White Tree Copse, mixed media model, digital photograph, 2020
I’ve made model trees for a table top forest before and I’ve returned to the idea recently as a starting point for making some new paintings.
Over the last few years I’ve made various model trees; 2D trees, 3D trees made from wire and clay, as well as carved wooden trees that I bought from a shop and painted. Sometimes they were for a specific purpose, such as the touring production of Hansel and Gretel I worked on in 2018 (Goldfield Productions, Directed by Clive Hicks-Jenkins) Words by Simon Armitage, Music by Matthew Kaner, puppets by Jan Zalud). And sometimes I just made them for the fun of it; I find there’s something particularly satisfying about making these tiny worlds. There’s definitely a nostalgic tang of childhood fantasy about it, remembering those hours, that seemed endless back then, of creating alien worlds, castles, moon cities, underwater kingdoms, magical realms; places that could be anything I imagined and that could exist outside all the established laws of the mundane world. In a word, I suppose it could be called ‘play’.

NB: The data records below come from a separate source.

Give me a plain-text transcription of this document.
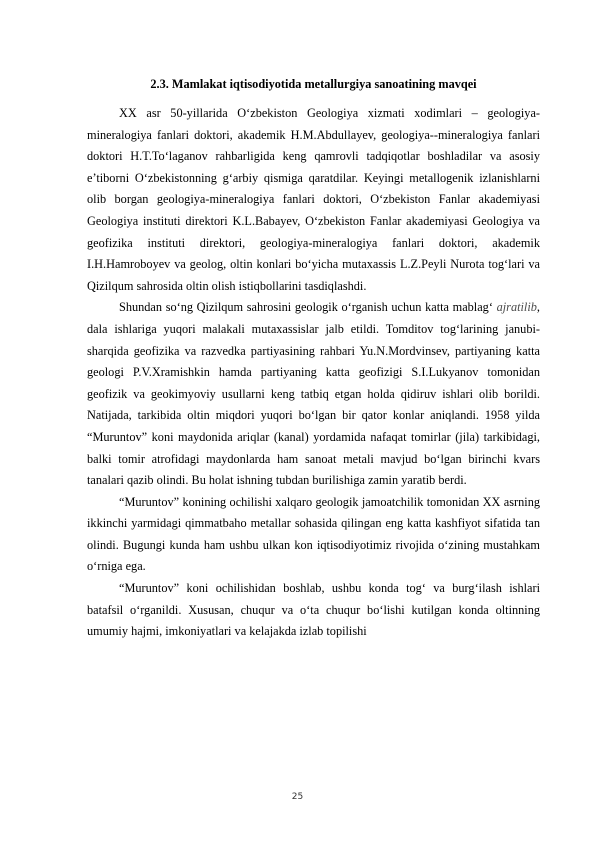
2.3. Mamlakat iqtisodiyotida metallurgiya sanoatining mavqei

XX asr 50-yillarida O‘zbekiston Geologiya xizmati xodimlari – geologiya-mineralogiya fanlari doktori, akademik H.M.Abdullayev, geologiya--mineralogiya fanlari doktori H.T.To‘laganov rahbarligida keng qamrovli tadqiqotlar boshladilar va asosiy e’tiborni O‘zbekistonning g‘arbiy qismiga qaratdilar. Keyingi metallogenik izlanishlarni olib borgan geologiya-mineralogiya fanlari doktori, O‘zbekiston Fanlar akademiyasi Geologiya instituti direktori K.L.Babayev, O‘zbekiston Fanlar akademiyasi Geologiya va geofizika instituti direktori, geologiya-mineralogiya fanlari doktori, akademik I.H.Hamroboyev va geolog, oltin konlari bo‘yicha mutaxassis L.Z.Peyli Nurota tog‘lari va Qizilqum sahrosida oltin olish istiqbollarini tasdiqlashdi.

Shundan so‘ng Qizilqum sahrosini geologik o‘rganish uchun katta mablag‘ ajratilib, dala ishlariga yuqori malakali mutaxassislar jalb etildi. Tomditov tog‘larining janubi-sharqida geofizika va razvedka partiyasining rahbari Yu.N.Mordvinsev, partiyaning katta geologi P.V.Xramishkin hamda partiyaning katta geofizigi S.I.Lukyanov tomonidan geofizik va geokimyoviy usullarni keng tatbiq etgan holda qidiruv ishlari olib borildi. Natijada, tarkibida oltin miqdori yuqori bo‘lgan bir qator konlar aniqlandi. 1958 yilda “Muruntov” koni maydonida ariqlar (kanal) yordamida nafaqat tomirlar (jila) tarkibidagi, balki tomir atrofidagi maydonlarda ham sanoat metali mavjud bo‘lgan birinchi kvars tanalari qazib olindi. Bu holat ishning tubdan burilishiga zamin yaratib berdi.

“Muruntov” konining ochilishi xalqaro geologik jamoatchilik tomonidan XX asrning ikkinchi yarmidagi qimmatbaho metallar sohasida qilingan eng katta kashfiyot sifatida tan olindi. Bugungi kunda ham ushbu ulkan kon iqtisodiyotimiz rivojida o‘zining mustahkam o‘rniga ega.

“Muruntov” koni ochilishidan boshlab, ushbu konda tog‘ va burg‘ilash ishlari batafsil o‘rganildi. Xususan, chuqur va o‘ta chuqur bo‘lishi kutilgan konda oltinning umumiy hajmi, imkoniyatlari va kelajakda izlab topilishi

25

Even now, as a 55 year old man, I still get a thrill out of creating these places, and play seems as important as ever in these increasingly fractured, strained and anxious times.

Mixed medial model, digital photograph, 2016

Preparatory work for a touring stage production of Hansel and Gretel, mixed media, digital photograph, 2017
The trees I’ve made this week are 2D, painted in gouache onto thick paper, cut out and arranged in a 3D space with a sky painted onto card placed behind them. The trees and the photos are quite rough and ready as I’m using them to sketch out ideas for paintings but I do like them as objects in their own right too and I really enjoy seeing how they can transform during the process of lighting and photographing them. I use some simple photo-editing apps to adjust the photos but no sophisticated Photoshop stuff (I don’t know how) .
This time around i’m planning to use the resulting photos as jumping off points for some new paintings. I’ve not really done this to any extent before so i’m curious to see what happens. I want to try and avoid simply transferring the photographs into a painted image, I hope I can take things a step and create something more interesting by moving things into a different medium – we’ll see!